House Democrats took another step toward considering a key voting rights bill by releasing a report documenting dozens of discriminatory election practices.
The move Friday is a prelude to the introduction of the John Lewis Voting Rights Advancement Act, named after the former lawmaker and civil rights leader. Leaders believe it stands a better chance of gaining bipartisan support than broader election and campaign finance measures.
The report, prepared by Rep. G.K. Butterfield (D-N.C.), chair of the Committee on House Administration’s Subcommittee on Elections, warns that “states across the country have enacted new, suppressive voting and election administration laws that disproportionately and discriminatorily impact minority voters” since the Supreme Court’s 2013 decision weakened part of the 1965 Voting Rights Act. In that case, Shelby County v. Holder, the court struck down the formula for which states and local governments in certain parts of the country had to seek Justice Department approval for changes to election-related laws and policies.

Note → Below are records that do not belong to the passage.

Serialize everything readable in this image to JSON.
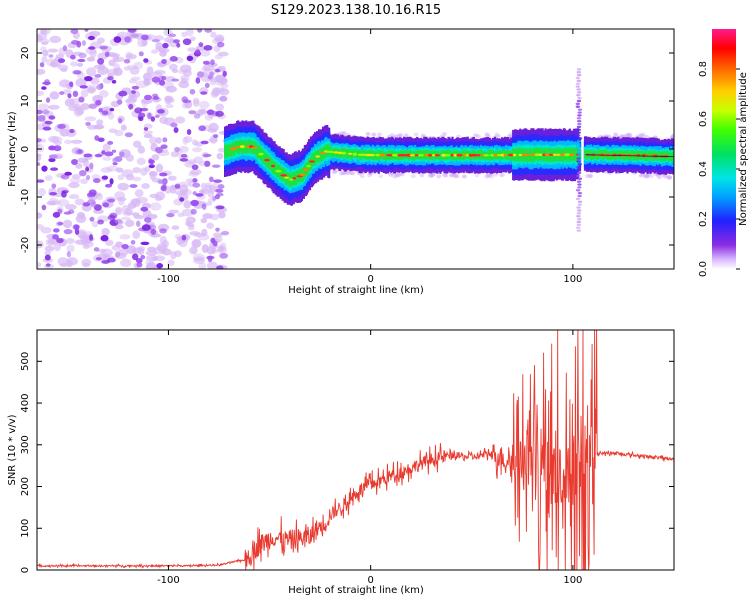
{
  "title": "S129.2023.138.10.16.R15",
  "colors": {
    "snr_line": "#e83a2f",
    "noise_purple": "#8b2be2",
    "axis": "#000000"
  },
  "colorbar": {
    "label": "Normalized spectral amplitude",
    "ticks": [
      "0.0",
      "0.2",
      "0.4",
      "0.6",
      "0.8"
    ],
    "colormap": "gist_rainbow_r-like (white/purple low → red/magenta high)"
  },
  "chart_data": [
    {
      "type": "heatmap",
      "xlabel": "Height of straight line (km)",
      "ylabel": "Frequency (Hz)",
      "xlim": [
        -165,
        150
      ],
      "ylim": [
        -25,
        25
      ],
      "xticks": [
        "-100",
        "0",
        "100"
      ],
      "xtick_values": [
        -100,
        0,
        100
      ],
      "yticks": [
        "20",
        "10",
        "0",
        "-10",
        "-20"
      ],
      "ytick_values": [
        20,
        10,
        0,
        -10,
        -20
      ],
      "colorbar_range": [
        0,
        1
      ],
      "description_points": {
        "noise_region_x": [
          -165,
          -72
        ],
        "ridge": {
          "x": [
            -72,
            -65,
            -58,
            -52,
            -46,
            -40,
            -34,
            -28,
            -22,
            -15,
            -5,
            5,
            20,
            40,
            60,
            80,
            95,
            103,
            110,
            130,
            150
          ],
          "y": [
            -0.5,
            0.5,
            0.5,
            -2,
            -4.5,
            -6.5,
            -5.5,
            -2,
            -0.5,
            -0.8,
            -1.2,
            -1.3,
            -1.3,
            -1.3,
            -1.3,
            -1.2,
            -1.2,
            -1.2,
            -1.2,
            -1.3,
            -1.6
          ]
        },
        "vertical_feature_x": 103
      }
    },
    {
      "type": "line",
      "xlabel": "Height of straight line (km)",
      "ylabel": "SNR (10 * v/v)",
      "xlim": [
        -165,
        150
      ],
      "ylim": [
        0,
        575
      ],
      "xticks": [
        "-100",
        "0",
        "100"
      ],
      "xtick_values": [
        -100,
        0,
        100
      ],
      "yticks": [
        "0",
        "100",
        "200",
        "300",
        "400",
        "500"
      ],
      "ytick_values": [
        0,
        100,
        200,
        300,
        400,
        500
      ],
      "series": [
        {
          "x": [
            -165,
            -150,
            -130,
            -110,
            -90,
            -75,
            -62,
            -55,
            -48,
            -42,
            -36,
            -30,
            -24,
            -18,
            -12,
            -6,
            0,
            10,
            20,
            30,
            40,
            50,
            60,
            65,
            70,
            75,
            80,
            85,
            90,
            95,
            100,
            105,
            110,
            112,
            120,
            130,
            140,
            150
          ],
          "y": [
            10,
            10,
            10,
            10,
            10,
            12,
            25,
            60,
            80,
            70,
            75,
            80,
            110,
            140,
            160,
            190,
            205,
            225,
            245,
            265,
            275,
            270,
            280,
            270,
            255,
            260,
            270,
            255,
            240,
            250,
            260,
            270,
            250,
            280,
            280,
            275,
            270,
            265
          ]
        }
      ]
    }
  ]
}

Butterfield told reporters Friday that the report will go to the House Judiciary Committee, which will write the bill. Butterfield said he believes the legislation “will be completed and introduced in late August.”

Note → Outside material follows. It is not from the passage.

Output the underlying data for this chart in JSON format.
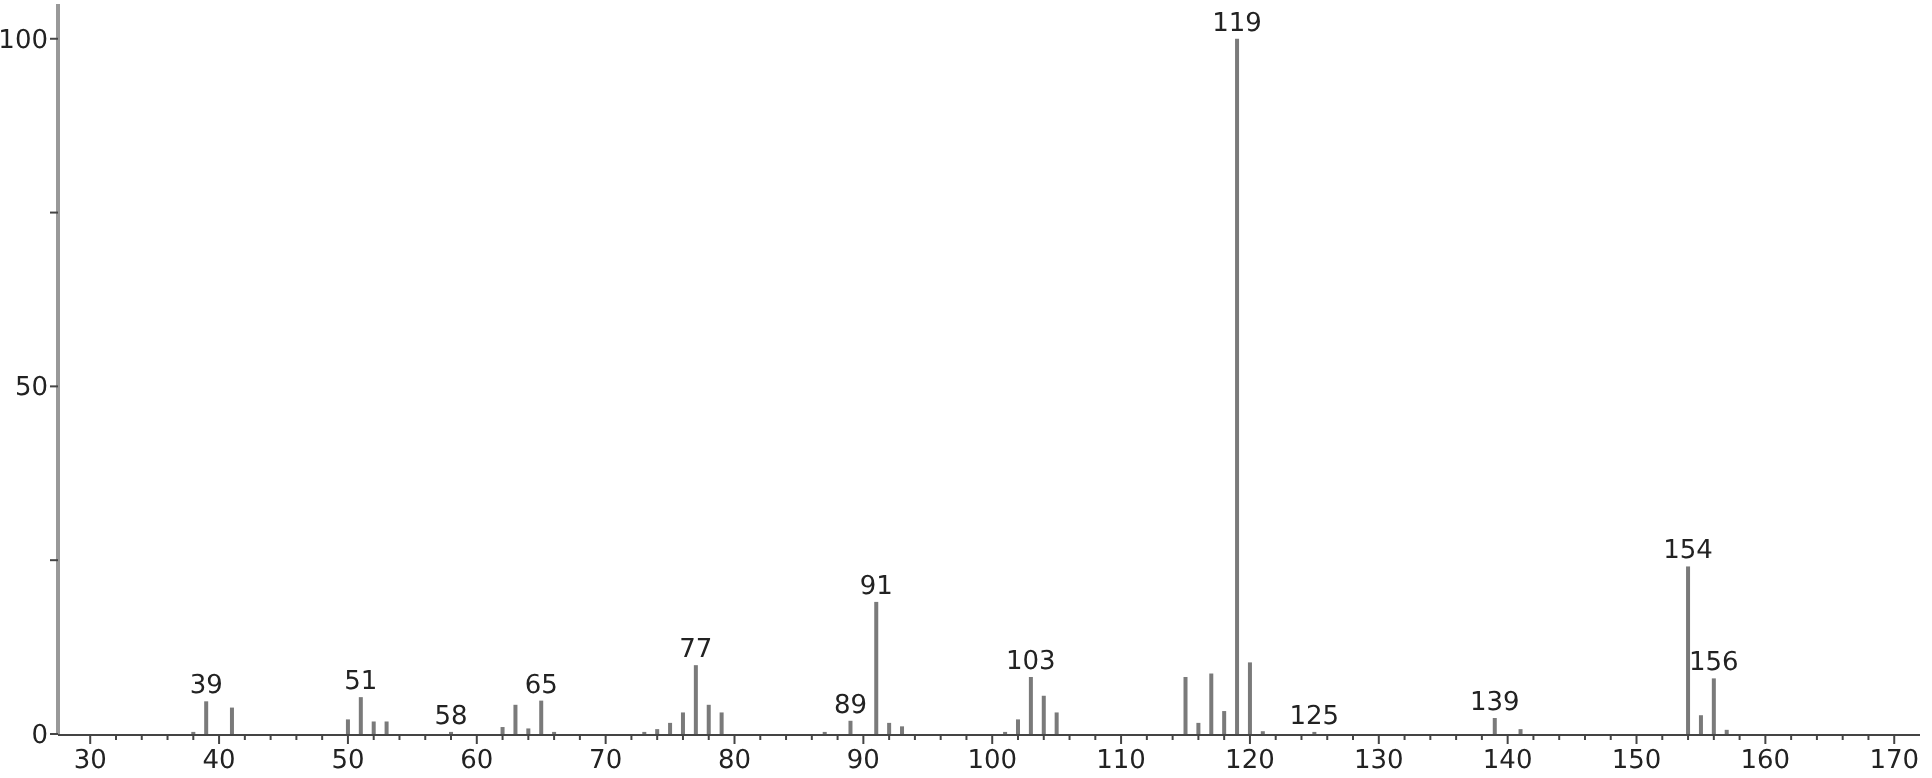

The 132-page report covers discrimination in practices including purging voter rolls, voter ID and proof-of-citizenship requirements, access to multi-lingual voting materials, redistricting, and lengthy waits at polling places.
The John Lewis bill would restore and strengthen the part of the 1965 Voting Rights Act dealing with Justice Department approval of election-related laws and changes.

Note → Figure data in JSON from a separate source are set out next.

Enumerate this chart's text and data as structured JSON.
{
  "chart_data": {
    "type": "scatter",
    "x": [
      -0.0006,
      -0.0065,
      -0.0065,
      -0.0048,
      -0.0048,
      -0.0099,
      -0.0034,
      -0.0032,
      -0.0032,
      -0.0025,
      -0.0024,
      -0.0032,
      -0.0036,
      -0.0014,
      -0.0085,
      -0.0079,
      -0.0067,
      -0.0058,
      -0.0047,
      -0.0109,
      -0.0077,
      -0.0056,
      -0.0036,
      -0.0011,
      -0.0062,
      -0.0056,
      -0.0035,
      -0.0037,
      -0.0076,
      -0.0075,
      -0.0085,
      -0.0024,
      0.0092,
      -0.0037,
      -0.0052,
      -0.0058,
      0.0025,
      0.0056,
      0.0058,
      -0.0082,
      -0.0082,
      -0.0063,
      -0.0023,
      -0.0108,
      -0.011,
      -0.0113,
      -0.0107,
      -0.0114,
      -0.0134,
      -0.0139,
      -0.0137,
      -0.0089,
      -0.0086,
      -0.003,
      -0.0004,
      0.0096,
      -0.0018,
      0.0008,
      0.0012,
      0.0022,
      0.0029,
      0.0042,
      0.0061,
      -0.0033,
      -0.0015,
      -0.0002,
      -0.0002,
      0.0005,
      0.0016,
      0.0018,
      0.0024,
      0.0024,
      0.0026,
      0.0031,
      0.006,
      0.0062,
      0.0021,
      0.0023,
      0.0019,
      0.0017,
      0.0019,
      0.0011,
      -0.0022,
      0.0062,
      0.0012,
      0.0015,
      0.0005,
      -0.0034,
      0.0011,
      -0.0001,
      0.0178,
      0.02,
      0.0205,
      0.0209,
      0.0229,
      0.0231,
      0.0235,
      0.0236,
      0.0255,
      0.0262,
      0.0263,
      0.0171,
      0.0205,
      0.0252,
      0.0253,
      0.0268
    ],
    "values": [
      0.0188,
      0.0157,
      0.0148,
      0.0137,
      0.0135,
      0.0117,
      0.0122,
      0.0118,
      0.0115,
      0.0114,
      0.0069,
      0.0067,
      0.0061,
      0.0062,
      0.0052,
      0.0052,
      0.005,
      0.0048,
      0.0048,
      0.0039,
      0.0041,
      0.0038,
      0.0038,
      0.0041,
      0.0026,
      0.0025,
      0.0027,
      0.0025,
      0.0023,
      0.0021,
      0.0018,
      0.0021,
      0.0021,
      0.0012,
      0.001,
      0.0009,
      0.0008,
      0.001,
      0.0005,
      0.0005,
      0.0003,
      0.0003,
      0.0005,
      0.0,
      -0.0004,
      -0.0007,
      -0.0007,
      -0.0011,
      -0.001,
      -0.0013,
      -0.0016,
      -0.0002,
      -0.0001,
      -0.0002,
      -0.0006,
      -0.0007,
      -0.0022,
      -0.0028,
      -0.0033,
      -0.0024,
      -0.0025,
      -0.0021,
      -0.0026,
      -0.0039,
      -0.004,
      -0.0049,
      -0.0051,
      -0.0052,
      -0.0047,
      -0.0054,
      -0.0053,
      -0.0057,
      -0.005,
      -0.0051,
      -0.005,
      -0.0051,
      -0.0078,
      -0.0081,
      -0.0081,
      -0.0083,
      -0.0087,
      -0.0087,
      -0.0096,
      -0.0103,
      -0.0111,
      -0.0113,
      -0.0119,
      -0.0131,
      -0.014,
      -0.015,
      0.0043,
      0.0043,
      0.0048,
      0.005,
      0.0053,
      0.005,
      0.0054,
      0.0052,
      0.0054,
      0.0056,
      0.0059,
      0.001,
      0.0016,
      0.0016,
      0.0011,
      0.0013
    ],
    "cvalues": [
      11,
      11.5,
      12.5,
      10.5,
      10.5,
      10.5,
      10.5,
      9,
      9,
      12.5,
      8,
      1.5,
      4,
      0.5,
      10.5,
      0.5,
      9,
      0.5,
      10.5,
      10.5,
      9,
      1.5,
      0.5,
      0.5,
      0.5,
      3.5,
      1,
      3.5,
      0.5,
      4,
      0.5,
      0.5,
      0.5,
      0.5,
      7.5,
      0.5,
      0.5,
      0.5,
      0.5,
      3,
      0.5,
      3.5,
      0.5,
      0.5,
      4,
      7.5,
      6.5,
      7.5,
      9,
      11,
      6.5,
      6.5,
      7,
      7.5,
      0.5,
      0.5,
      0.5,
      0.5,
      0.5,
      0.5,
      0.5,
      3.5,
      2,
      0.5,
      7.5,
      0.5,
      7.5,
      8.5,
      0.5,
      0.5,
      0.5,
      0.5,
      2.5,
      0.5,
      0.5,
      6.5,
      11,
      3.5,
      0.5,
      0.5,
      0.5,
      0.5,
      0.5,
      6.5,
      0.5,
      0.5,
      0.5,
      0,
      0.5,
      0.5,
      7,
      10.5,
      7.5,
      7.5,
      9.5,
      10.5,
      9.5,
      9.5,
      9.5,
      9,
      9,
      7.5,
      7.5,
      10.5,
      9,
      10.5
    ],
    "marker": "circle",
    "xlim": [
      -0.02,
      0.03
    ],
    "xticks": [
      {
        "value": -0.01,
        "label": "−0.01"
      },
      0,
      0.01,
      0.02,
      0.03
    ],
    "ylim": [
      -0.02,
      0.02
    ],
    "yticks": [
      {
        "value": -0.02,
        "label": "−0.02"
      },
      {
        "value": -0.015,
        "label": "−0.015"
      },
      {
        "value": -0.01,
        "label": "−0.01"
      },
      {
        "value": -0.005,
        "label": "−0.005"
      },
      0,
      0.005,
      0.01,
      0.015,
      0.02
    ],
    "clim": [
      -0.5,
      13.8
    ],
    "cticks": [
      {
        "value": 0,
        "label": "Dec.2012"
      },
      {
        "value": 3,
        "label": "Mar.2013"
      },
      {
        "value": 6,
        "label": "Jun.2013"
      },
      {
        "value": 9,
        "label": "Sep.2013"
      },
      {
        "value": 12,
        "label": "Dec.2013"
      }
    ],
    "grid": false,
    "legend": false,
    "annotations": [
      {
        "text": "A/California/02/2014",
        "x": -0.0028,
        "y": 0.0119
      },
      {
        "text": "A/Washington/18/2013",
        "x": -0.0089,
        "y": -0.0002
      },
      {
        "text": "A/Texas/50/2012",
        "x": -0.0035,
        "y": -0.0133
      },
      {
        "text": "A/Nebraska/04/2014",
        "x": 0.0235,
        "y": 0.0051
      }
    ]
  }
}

House Speaker Nancy Pelosi (D-Calif.) said the report is part of “making sure this legislation will be constitutionally iron-clad.”
“We had to do that in a way that could withstand a court challenge and that could take a little more time,” Pelosi told reporters.
Democrats are struggling to find a path forward on more expansive voting rights and elections legislation ( H.R. 1 S. 1) that’s currently stalled in the Senate. Unlike those bills, the John Lewis Voting Rights Advancement Act has the potential support of at least one Republican senator, Lisa Murkowski(Alaska), as well as Sen. Joe Manchin (D-W.Va.), the lone Democratic holdout on the broader elections bill.
They’re also under pressure to pass something at the federal level as state governments, most under Republican control, have passed more than two dozen bills restricting the right to vote, according to the Brennan Center for Justice. Rep. Elissa Slotkin(D-Mich.) said on CNN she’s been frequently asked by constituents what she’s doing to protect voting rights.
“We’re seeing states across the country who are trying to curb the ability to vote, who are trying to preserve an ability to change the results of an election after the vote has taken place,” Slotkin said in late July. “I’m getting pushed, as are most of my colleagues, about what we’re going to do at the federal level.”
The report comes as Texas Gov. Greg Abbott (R) has called a second special session for Saturday to consider voting legislation. State Democratic lawmakers fled to Washington, D.C., in July to prevent Republican leaders from garnering a quorum needed to take up the measure they say would restrict access to voting. The Texas Democrats, who appeared at a Capitol Hill news conference Friday with Sen. Jeff Merkley (D-Ore.), have lobbied congressional Democrats to pass legislation to set voting access standards.